俺と、ほかのオスライオンとは、メスの好みが競合しない。
仲間に経験豊富なメスライオンを譲り、俺が若い子をもらえば、争いは無い。
なお俺は『可愛い幼馴染み最強説』を信奉するので、リオは例外とする。
朝起こしに来てくれたり、一緒に登校したり、最高ではなかろうか。
今世では登校しないが、幼馴染み枠は捨てがたい。
そのためには、連合を組むオスに対する主導権の獲得は必須だ。
幼馴染み枠を確保するためには、俺はオスライオン達すら打倒する。
もちろん、魔法込みでやるが。
ギーアと組む場合、ギーアの姉であるリオを巡る争いは発生しない。
さらにギーアが一般的なライオンの嗜好なら、俺とは競合しない。
性成熟する頃、ギーアの性的嗜好は要確認だろう。
もしくは今から、年増好きになるように、英才教育を施す手もある。
名案が浮かんだ俺は、ビスタの姿を探した。
『ビスタ、どこに居たかな』
『あっちだけど?』
『ありがとう。

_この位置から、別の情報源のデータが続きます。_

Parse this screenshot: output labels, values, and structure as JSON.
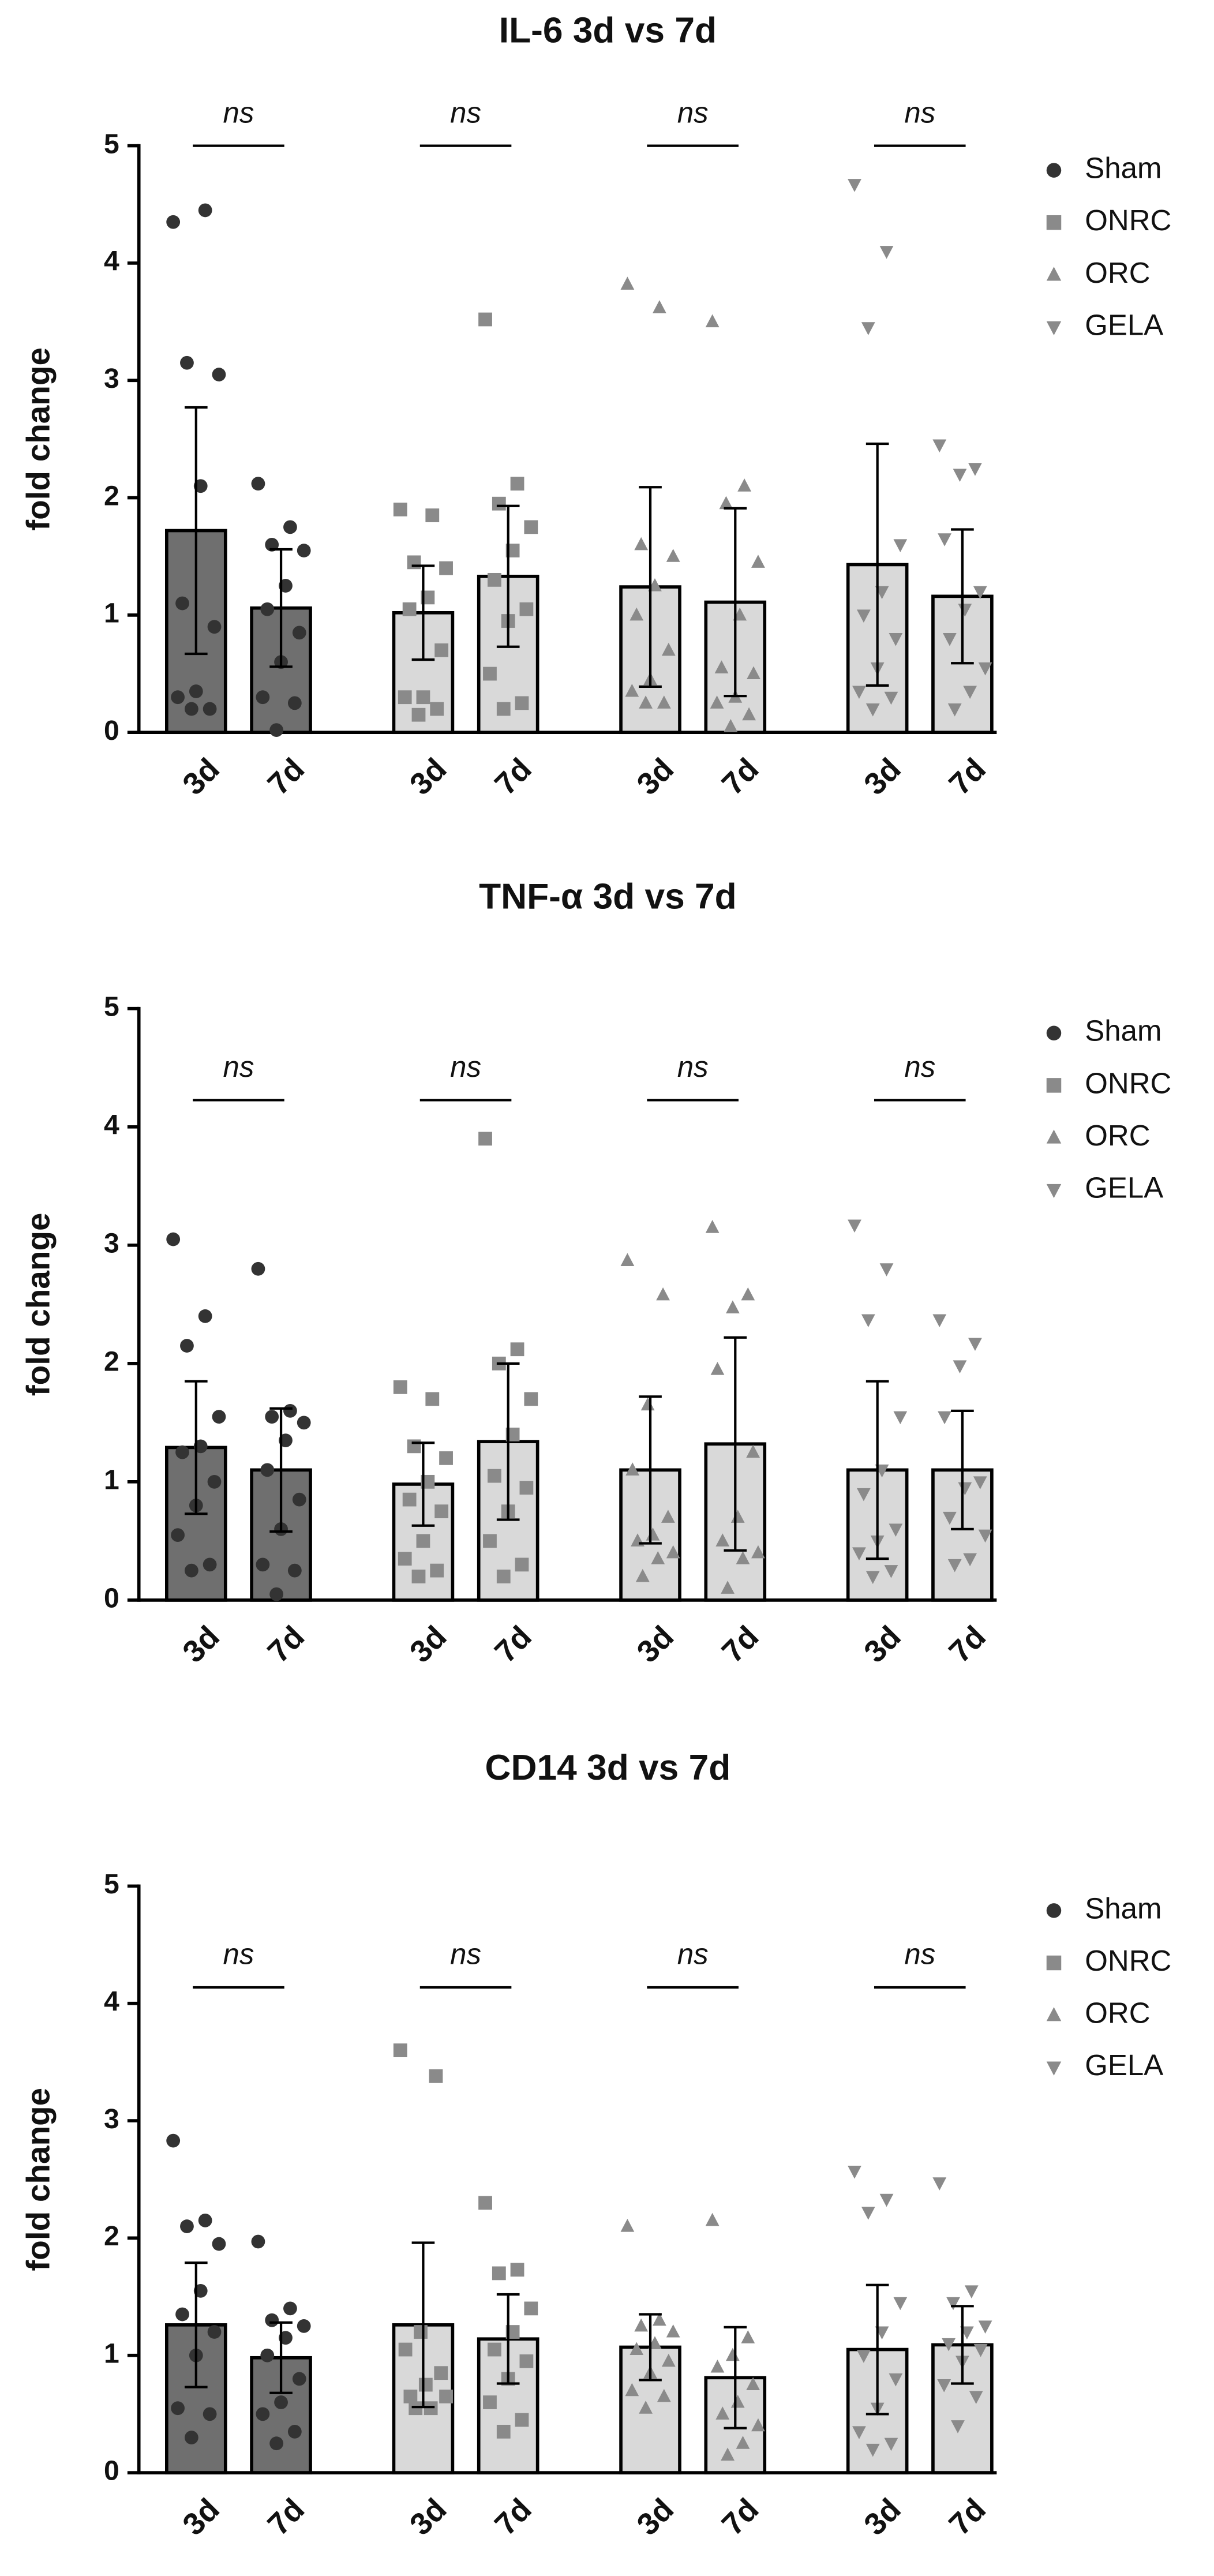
{
  "chart_data": [
    {
      "type": "bar",
      "title": "IL-6 3d vs 7d",
      "y_label": "fold change",
      "ylim": [
        0,
        5
      ],
      "yticks": [
        0,
        1,
        2,
        3,
        4,
        5
      ],
      "annotations": [
        "ns",
        "ns",
        "ns",
        "ns"
      ],
      "legend": "right",
      "series": [
        {
          "name": "Sham",
          "color": "#6f6f6f",
          "point_color": "#333333",
          "marker": "circle",
          "categories": [
            "3d",
            "7d"
          ],
          "values": [
            1.72,
            1.06
          ],
          "errors": [
            1.05,
            0.5
          ],
          "points": [
            [
              4.35,
              4.45,
              3.15,
              3.05,
              2.1,
              1.1,
              0.9,
              0.35,
              0.3,
              0.2,
              0.2
            ],
            [
              2.12,
              1.75,
              1.6,
              1.55,
              1.25,
              1.05,
              0.85,
              0.6,
              0.3,
              0.25,
              0.02
            ]
          ]
        },
        {
          "name": "ONRC",
          "color": "#d9d9d9",
          "point_color": "#8a8a8a",
          "marker": "square",
          "categories": [
            "3d",
            "7d"
          ],
          "values": [
            1.02,
            1.33
          ],
          "errors": [
            0.4,
            0.6
          ],
          "points": [
            [
              1.9,
              1.85,
              1.45,
              1.4,
              1.15,
              1.05,
              0.7,
              0.3,
              0.3,
              0.2,
              0.15
            ],
            [
              3.52,
              2.12,
              1.95,
              1.75,
              1.55,
              1.3,
              1.05,
              0.95,
              0.5,
              0.25,
              0.2
            ]
          ]
        },
        {
          "name": "ORC",
          "color": "#d9d9d9",
          "point_color": "#8a8a8a",
          "marker": "triangle-up",
          "categories": [
            "3d",
            "7d"
          ],
          "values": [
            1.24,
            1.11
          ],
          "errors": [
            0.85,
            0.8
          ],
          "points": [
            [
              3.82,
              3.62,
              1.6,
              1.5,
              1.25,
              1.0,
              0.7,
              0.45,
              0.35,
              0.25,
              0.25
            ],
            [
              3.5,
              2.1,
              1.95,
              1.45,
              1.0,
              0.55,
              0.5,
              0.3,
              0.25,
              0.15,
              0.05
            ]
          ]
        },
        {
          "name": "GELA",
          "color": "#d9d9d9",
          "point_color": "#8a8a8a",
          "marker": "triangle-down",
          "categories": [
            "3d",
            "7d"
          ],
          "values": [
            1.43,
            1.16
          ],
          "errors": [
            1.03,
            0.57
          ],
          "points": [
            [
              4.67,
              4.1,
              3.45,
              1.6,
              1.2,
              1.0,
              0.8,
              0.55,
              0.35,
              0.3,
              0.2
            ],
            [
              2.45,
              2.25,
              2.2,
              1.65,
              1.2,
              1.05,
              0.8,
              0.55,
              0.35,
              0.2
            ]
          ]
        }
      ]
    },
    {
      "type": "bar",
      "title": "TNF-α 3d vs 7d",
      "y_label": "fold change",
      "ylim": [
        0,
        5
      ],
      "yticks": [
        0,
        1,
        2,
        3,
        4,
        5
      ],
      "annotations": [
        "ns",
        "ns",
        "ns",
        "ns"
      ],
      "legend": "right",
      "series": [
        {
          "name": "Sham",
          "color": "#6f6f6f",
          "point_color": "#333333",
          "marker": "circle",
          "categories": [
            "3d",
            "7d"
          ],
          "values": [
            1.29,
            1.1
          ],
          "errors": [
            0.56,
            0.52
          ],
          "points": [
            [
              3.05,
              2.4,
              2.15,
              1.55,
              1.3,
              1.25,
              1.0,
              0.8,
              0.55,
              0.3,
              0.25
            ],
            [
              2.8,
              1.6,
              1.55,
              1.5,
              1.35,
              1.1,
              0.85,
              0.6,
              0.3,
              0.25,
              0.05
            ]
          ]
        },
        {
          "name": "ONRC",
          "color": "#d9d9d9",
          "point_color": "#8a8a8a",
          "marker": "square",
          "categories": [
            "3d",
            "7d"
          ],
          "values": [
            0.98,
            1.34
          ],
          "errors": [
            0.35,
            0.66
          ],
          "points": [
            [
              1.8,
              1.7,
              1.3,
              1.2,
              1.0,
              0.85,
              0.75,
              0.5,
              0.35,
              0.25,
              0.2
            ],
            [
              3.9,
              2.12,
              2.0,
              1.7,
              1.4,
              1.05,
              0.95,
              0.75,
              0.5,
              0.3,
              0.2
            ]
          ]
        },
        {
          "name": "ORC",
          "color": "#d9d9d9",
          "point_color": "#8a8a8a",
          "marker": "triangle-up",
          "categories": [
            "3d",
            "7d"
          ],
          "values": [
            1.1,
            1.32
          ],
          "errors": [
            0.62,
            0.9
          ],
          "points": [
            [
              2.87,
              2.58,
              1.65,
              1.1,
              0.7,
              0.55,
              0.5,
              0.4,
              0.35,
              0.2
            ],
            [
              3.15,
              2.58,
              2.47,
              1.95,
              1.25,
              0.7,
              0.5,
              0.4,
              0.35,
              0.1
            ]
          ]
        },
        {
          "name": "GELA",
          "color": "#d9d9d9",
          "point_color": "#8a8a8a",
          "marker": "triangle-down",
          "categories": [
            "3d",
            "7d"
          ],
          "values": [
            1.1,
            1.1
          ],
          "errors": [
            0.75,
            0.5
          ],
          "points": [
            [
              3.17,
              2.8,
              2.37,
              1.55,
              1.1,
              0.9,
              0.6,
              0.5,
              0.4,
              0.25,
              0.2
            ],
            [
              2.37,
              2.17,
              1.98,
              1.55,
              1.0,
              0.95,
              0.7,
              0.55,
              0.35,
              0.3
            ]
          ]
        }
      ]
    },
    {
      "type": "bar",
      "title": "CD14 3d vs 7d",
      "y_label": "fold change",
      "ylim": [
        0,
        5
      ],
      "yticks": [
        0,
        1,
        2,
        3,
        4,
        5
      ],
      "annotations": [
        "ns",
        "ns",
        "ns",
        "ns"
      ],
      "legend": "right",
      "series": [
        {
          "name": "Sham",
          "color": "#6f6f6f",
          "point_color": "#333333",
          "marker": "circle",
          "categories": [
            "3d",
            "7d"
          ],
          "values": [
            1.26,
            0.98
          ],
          "errors": [
            0.53,
            0.3
          ],
          "points": [
            [
              2.83,
              2.15,
              2.1,
              1.95,
              1.55,
              1.35,
              1.2,
              1.0,
              0.55,
              0.5,
              0.3
            ],
            [
              1.97,
              1.4,
              1.3,
              1.25,
              1.15,
              1.0,
              0.8,
              0.6,
              0.5,
              0.35,
              0.25
            ]
          ]
        },
        {
          "name": "ONRC",
          "color": "#d9d9d9",
          "point_color": "#8a8a8a",
          "marker": "square",
          "categories": [
            "3d",
            "7d"
          ],
          "values": [
            1.26,
            1.14
          ],
          "errors": [
            0.7,
            0.38
          ],
          "points": [
            [
              3.6,
              3.38,
              1.2,
              1.05,
              0.85,
              0.75,
              0.65,
              0.65,
              0.55,
              0.55
            ],
            [
              2.3,
              1.73,
              1.7,
              1.4,
              1.2,
              1.05,
              0.95,
              0.8,
              0.6,
              0.45,
              0.35
            ]
          ]
        },
        {
          "name": "ORC",
          "color": "#d9d9d9",
          "point_color": "#8a8a8a",
          "marker": "triangle-up",
          "categories": [
            "3d",
            "7d"
          ],
          "values": [
            1.07,
            0.81
          ],
          "errors": [
            0.28,
            0.43
          ],
          "points": [
            [
              2.1,
              1.3,
              1.25,
              1.2,
              1.1,
              1.05,
              0.95,
              0.85,
              0.7,
              0.65,
              0.55
            ],
            [
              2.15,
              1.15,
              1.0,
              0.9,
              0.75,
              0.6,
              0.5,
              0.4,
              0.25,
              0.15
            ]
          ]
        },
        {
          "name": "GELA",
          "color": "#d9d9d9",
          "point_color": "#8a8a8a",
          "marker": "triangle-down",
          "categories": [
            "3d",
            "7d"
          ],
          "values": [
            1.05,
            1.09
          ],
          "errors": [
            0.55,
            0.33
          ],
          "points": [
            [
              2.57,
              2.33,
              2.22,
              1.45,
              1.2,
              1.0,
              0.8,
              0.55,
              0.35,
              0.25,
              0.2
            ],
            [
              2.47,
              1.55,
              1.45,
              1.25,
              1.2,
              1.1,
              1.05,
              0.95,
              0.75,
              0.65,
              0.4
            ]
          ]
        }
      ]
    }
  ]
}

ちょっと散歩してくるわ』
リオと分かれた俺は、リオが前脚で差した方向に進み、ビスタに声を掛けた。
『エムイーが居なくなって、ギーアが寂しがっていたよ。舐めてあげて!』
『ふーん、別に良いけど?』
『優しく慰めてあげてね!』
『はいはい、分かったわよ』
2歳年上のビスタは、軽い調子で引き受けた。
生意気になってきたとはいえ、ギーアは幼児期だ。
そして性成熟前のビスタは、まだ自分の子供を持てない。
ビスタは、さぞかしギーアを可愛がってくれるだろう。
そしてギーアも、ビスタに懐くはずだ。
三つ子の魂百まで。
今こそ、ギーアに英才教育を施し、『熟女好き』に育てる絶好の機会である。
将来のライバルは、先に減らすのだ。
――クックック……ハッ、いかん。
思わず笑みが浮かんだ俺は、湧き上がる感情を必死に堪えた。